5/12/2026 13 found this helpful
D
Drew Davis Verified

Worth a look

Came to AutoGrantHunter after getting frustrated with what I had before. Where it really wins is deadline monitoring across many funders. Performance has been steady even when I lean on it hard. It fits well for finding federal grants a lab qualifies for fast. Glad I made the switch.

4/15/2026 13 found this helpful
T
Theo Gupta Verified

Exactly what I needed

Have been running AutoGrantHunter for a while, here is where I land. What stands out is how it handles free tier runs real matching with no account or card. Would sign up again without thinking twice.

4/7/2026 9 found this helpful
M
Morgan Han

Genuinely impressed

Picked AutoGrantHunter for the price, stayed for the quality. The transparent keyword, agency, and deadline ranking is more useful than I expected. Recommending it to people in a similar spot.

3/28/2026 8 found this helpful
D
Drew Ferrari Verified

Two months in, no regrets

Found AutoGrantHunter on a Show HN thread and I am glad I clicked. Their take on free tier runs real matching with no account or card is genuinely good. Found it works best for triaging sbir and sttr calls before deadlines. Easy yes for anyone weighing the same trade offs.
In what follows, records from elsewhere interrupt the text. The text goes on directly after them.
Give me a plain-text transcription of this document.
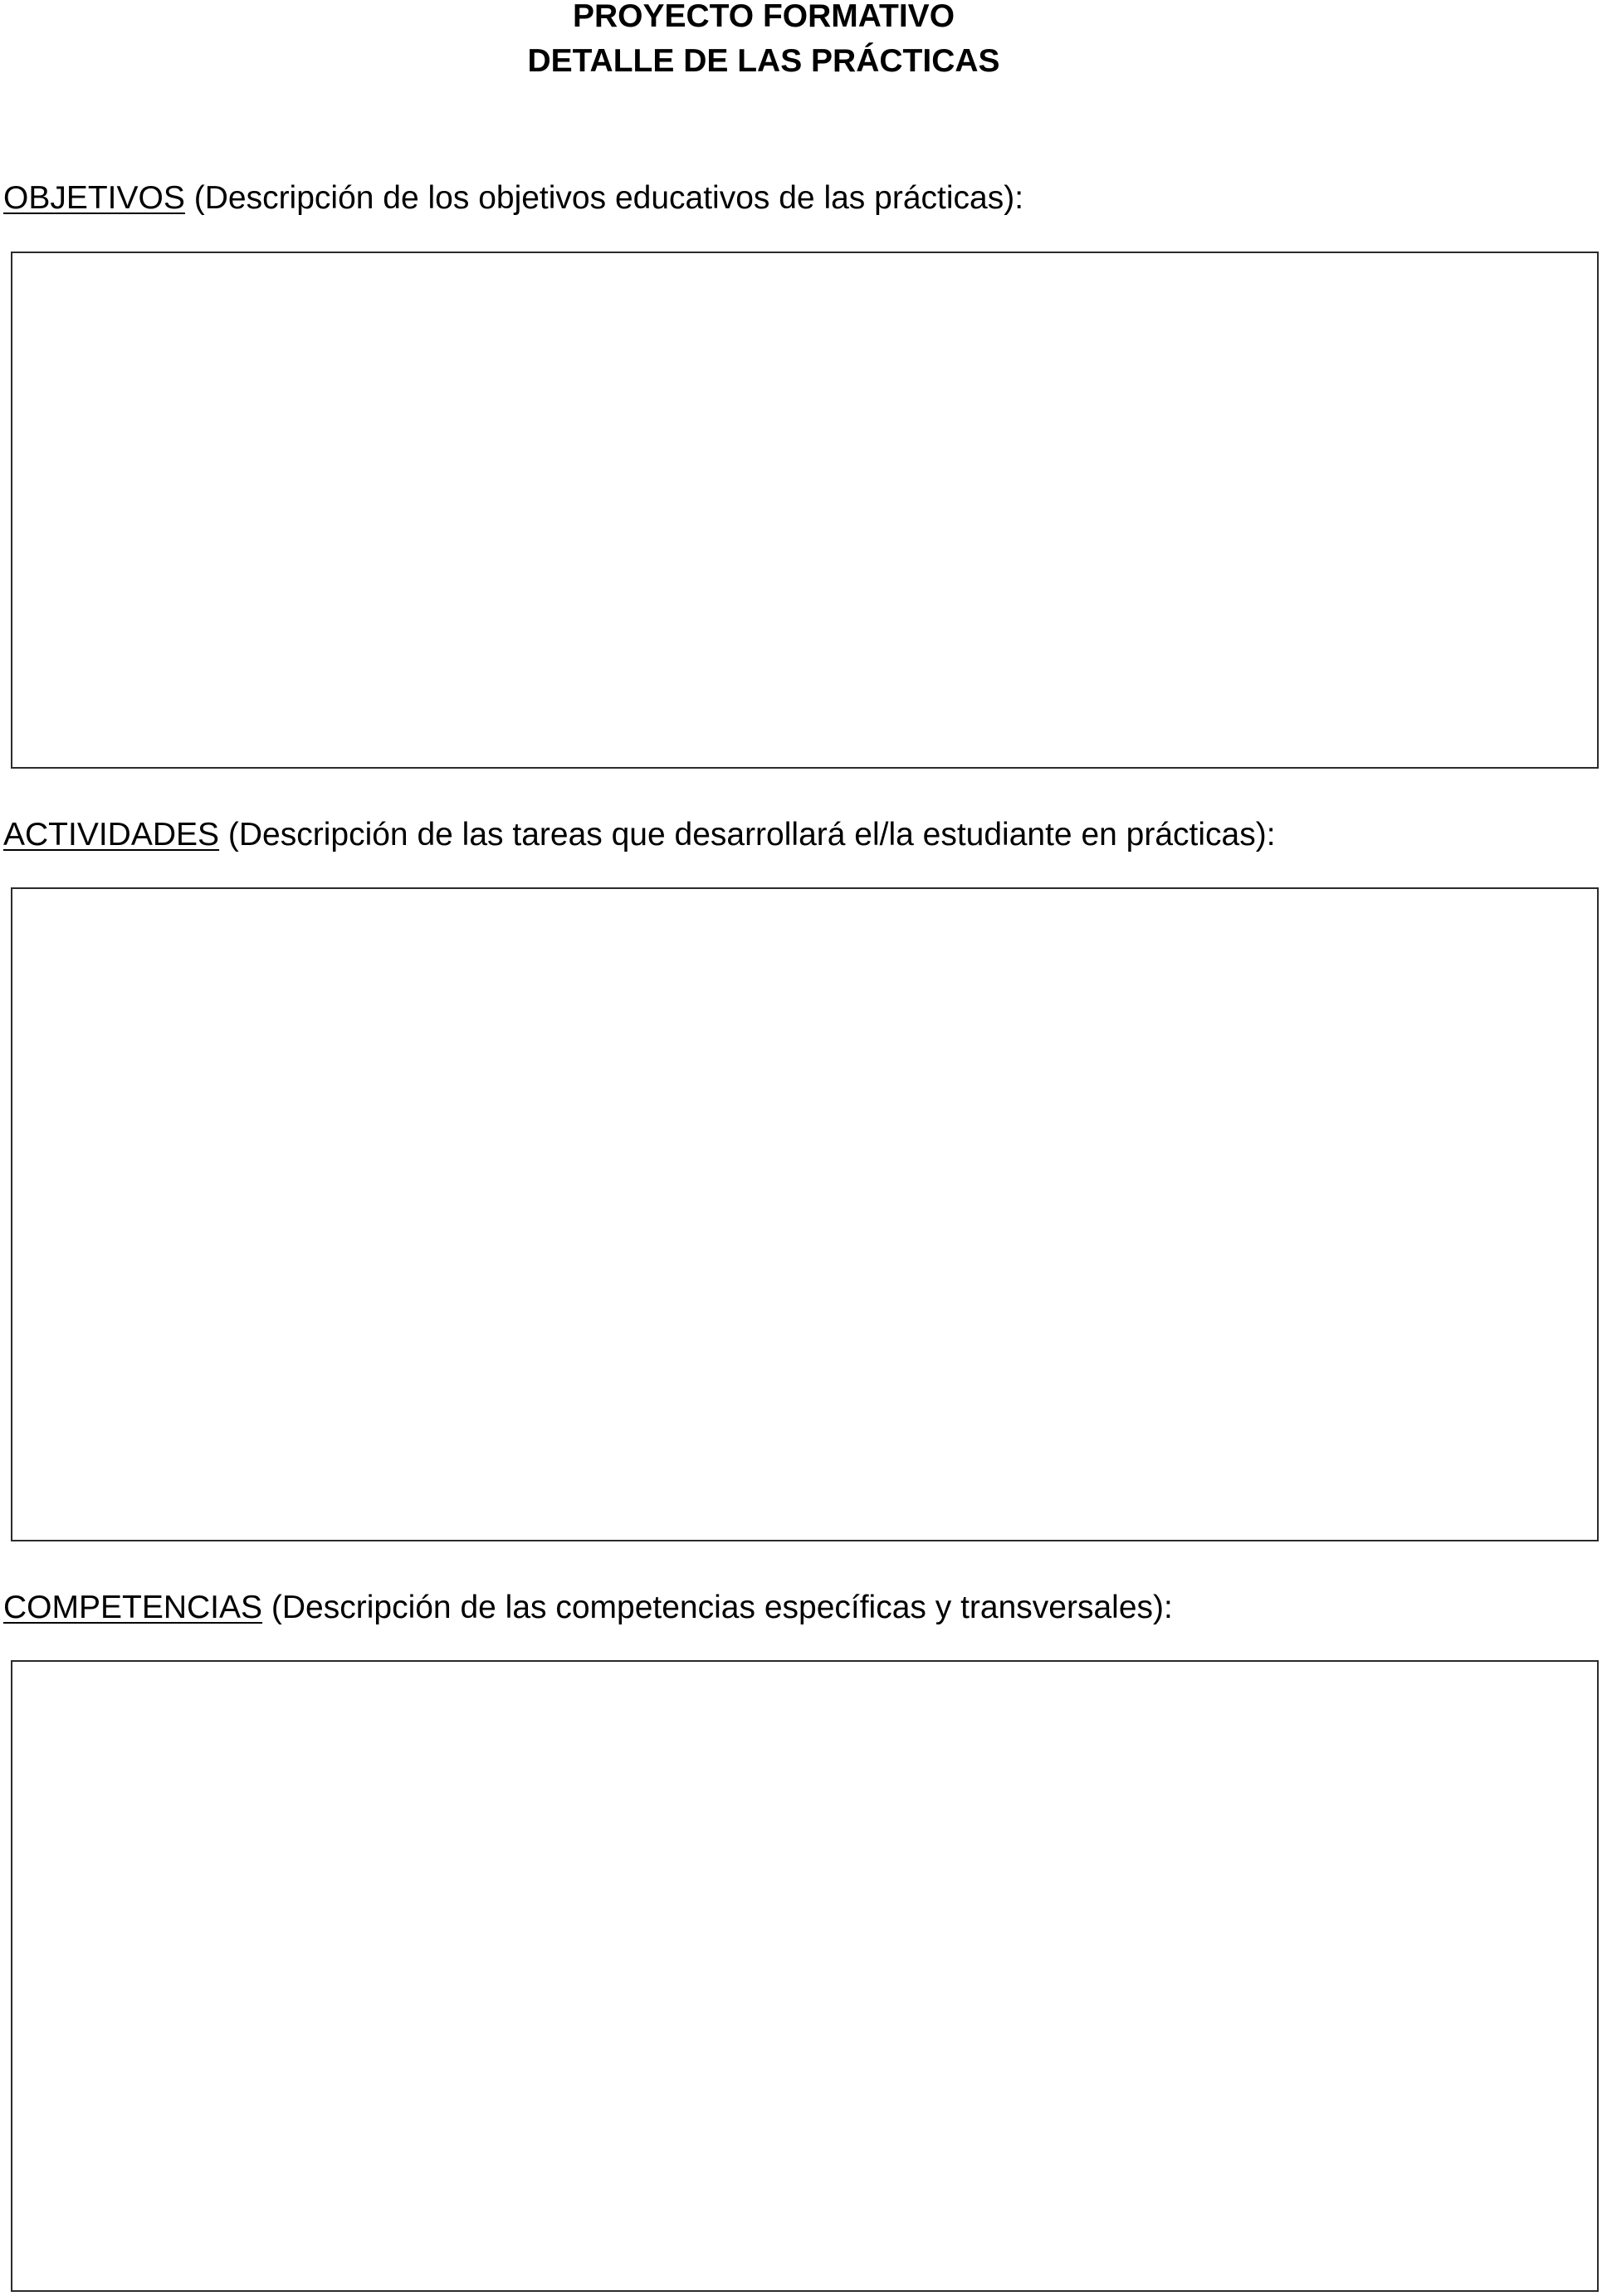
PROYECTO FORMATIVO
DETALLE DE LAS PRÁCTICAS
OBJETIVOS (Descripción de los objetivos educativos de las prácticas):
ACTIVIDADES (Descripción de las tareas que desarrollará el/la estudiante en prácticas):
COMPETENCIAS (Descripción de las competencias específicas y transversales):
5/21/2026 7 found this helpful
M
Mila Nair Verified

It just works

Found AutoGrantHunter on a Show HN thread and I am glad I clicked. Their take on free tier runs real matching with no account or card is genuinely good. It fits well for drafting proposal sections in your own voice. Worth it for what I get out of it.

6/9/2026 4 found this helpful
S
Sana Karlsson Verified

Pulled its weight from week one

Have been running AutoGrantHunter for a while, here is where I land. Their take on drafts and compliance checks cut early paperwork is genuinely good. The interface stays out of my way, which I appreciate. Glad I made the switch.

4/25/2026 3 found this helpful
R
Ryota Zhang Verified

Two months in, no regrets

Started using AutoGrantHunter casually, now it is pinned in my dock. Where it really wins is deadline monitoring across many funders. Support actually answered when I had a question, which surprised me.

6/18/2026 2 found this helpful
N
Nikolai Fischer Verified

Pulled its weight from week one

Started using AutoGrantHunter casually, now it is pinned in my dock. Got real value out of transparent keyword, agency, and deadline ranking. It does what it says, which is rarer than it should be.

7/3/2026
N
Nadia Costa Verified

Two months in, no regrets

Came to AutoGrantHunter after getting frustrated with what I had before. The in-browser matching with no account is more useful than I expected. Mostly using it for finding federal grants a lab qualifies for fast.